Agro&Negócio: Colunista do AGROemDIA estreia na TV Vila Velha, do Paraná (áudio e vídeo)

Ricardo Wegrzynovski (Weg)*

Ouça a coluna clicando aqui

Leia aqui a versão em inglês, publicada no The Rio Times

AGROemDIA NA TV VILA VELHA, DO PARANÁ

A coluna Agro&Negócio ganha um novo espaço.

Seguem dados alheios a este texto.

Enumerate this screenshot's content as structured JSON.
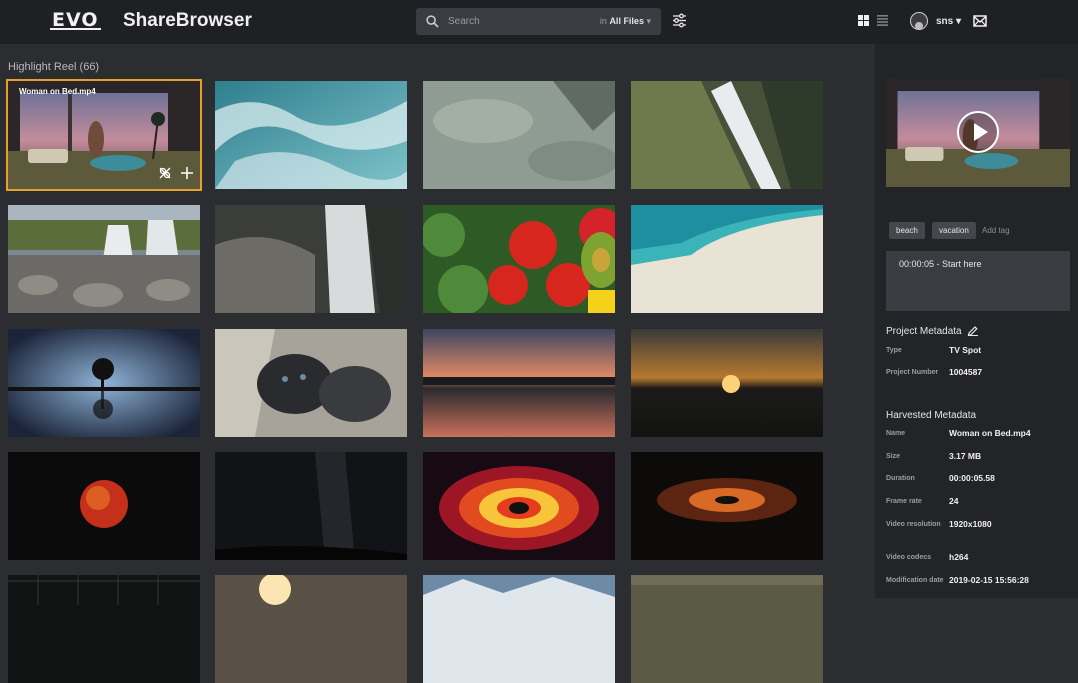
{
  "header": {
    "logo_text": "EVO",
    "app_name": "ShareBrowser",
    "search_placeholder": "Search",
    "search_scope_prefix": "in",
    "search_scope_value": "All Files",
    "user_name": "sns"
  },
  "reel": {
    "title": "Highlight Reel (66)",
    "selected_clip_label": "Woman on Bed.mp4",
    "thumbnails": [
      "woman-on-bed",
      "ocean-waves",
      "clear-water",
      "aerial-waterfall",
      "rocky-waterfall",
      "waterfall-closeup",
      "vegetables",
      "beach-aerial",
      "tree-reflection",
      "kittens",
      "lake-sunset",
      "sunset-silhouette",
      "red-planet",
      "milky-way",
      "galaxy-rings",
      "spiral-galaxy",
      "grid-lines",
      "sunburst",
      "mountains",
      "field"
    ]
  },
  "sidebar": {
    "tags": [
      "beach",
      "vacation"
    ],
    "add_tag": "Add tag",
    "note": "00:00:05 - Start here",
    "project_title": "Project Metadata",
    "project": [
      {
        "label": "Type",
        "value": "TV Spot"
      },
      {
        "label": "Project Number",
        "value": "1004587"
      }
    ],
    "harvested_title": "Harvested Metadata",
    "harvested": [
      {
        "label": "Name",
        "value": "Woman on Bed.mp4"
      },
      {
        "label": "Size",
        "value": "3.17 MB"
      },
      {
        "label": "Duration",
        "value": "00:00:05.58"
      },
      {
        "label": "Frame rate",
        "value": "24"
      },
      {
        "label": "Video resolution",
        "value": "1920x1080"
      },
      {
        "label": "Video codecs",
        "value": "h264"
      },
      {
        "label": "Modification date",
        "value": "2019-02-15 15:56:28"
      }
    ]
  },
  "colors": {
    "background": "#2b2d31",
    "topbar": "#1f2023",
    "sidebar": "#232428",
    "selection": "#e5a02d"
  }
}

Agora, além do portal AGROemDIA, ela passa a ser veiculada semanalmente para todo o estado do Paraná pela TV Vila Velha – Canal 16 da NET. Com isso, os telespectadores paranaenses ganham mais uma opção para receber informações sobre as iniciativas das empresas e prestadores de serviços que atuam nas diferentes áreas do agro, da tecnologia e inovação à sanidade animal. É uma enorme satisfação – e também um grande desafio – ter mais um veículo para informar o público, especialmente do agronegócio.

STARTUPS AGRITECHS APOIAM ASIÁTICOS A AUMENTAR PRODUTIVIDADE, LUCRATIVIDADE E SUSTENTABILIDADE

Grande comprador dos mais diversos produtos, especialmente alimentos, os asiáticos despontam também em tecnologia. Do outro lado do planeta, o Brasil é o grande celeiro mundial. Aqui, temos todas as condições naturais para sermos, cada vez mais, a maior potência global na produção de alimentos. Então, vamos prestar atenção no que dizem e estudam os asiáticos sobre o agronegócio.

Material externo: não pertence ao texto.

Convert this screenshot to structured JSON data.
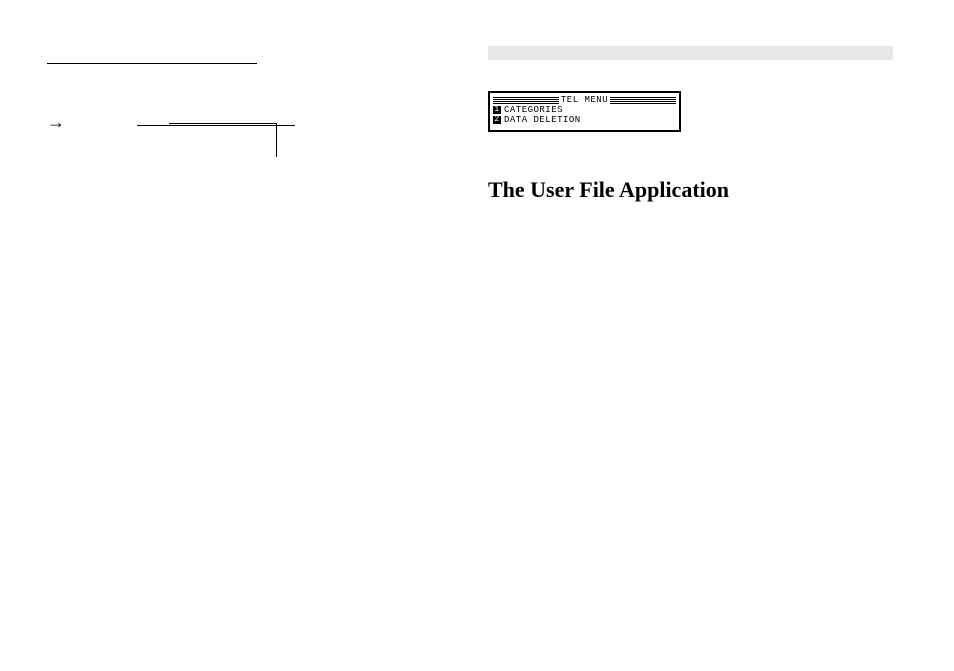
{
  "left": {
    "arrow": "→"
  },
  "lcd": {
    "title": "TEL MENU",
    "items": [
      {
        "num": "1",
        "label": "CATEGORIES"
      },
      {
        "num": "2",
        "label": "DATA DELETION"
      }
    ]
  },
  "heading": "The User File Application"
}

Esta semana, Paul Voutier, diretor de conhecimento e inovação da Grow Ásia, listou alguns pontos que considera fundamentais para startups agritech. A entidade reúne pequenos agricultores, governos, empresas, ONGs e outras partes interessadas do sudeste asiático para desenvolver cadeias e iniciativas de valor inclusivas e sustentáveis.

O núcleo da Grow Ásia busca aumentar a produtividade, a lucratividade e a sustentabilidade ambiental da agricultura de pequeno porte.

Entre os objetivos da Grow Ásia, está criar meios para que os pequenos agricultores acessem conhecimento, tecnologia, finanças e mercados.

Os asiáticos apoiam parcerias com diversos países, visando desenvolver soluções inovadoras. Atualmente, contam com mais de 500 parceiros e alcançam cerca de 1,8 milhão de pequenos agricultores.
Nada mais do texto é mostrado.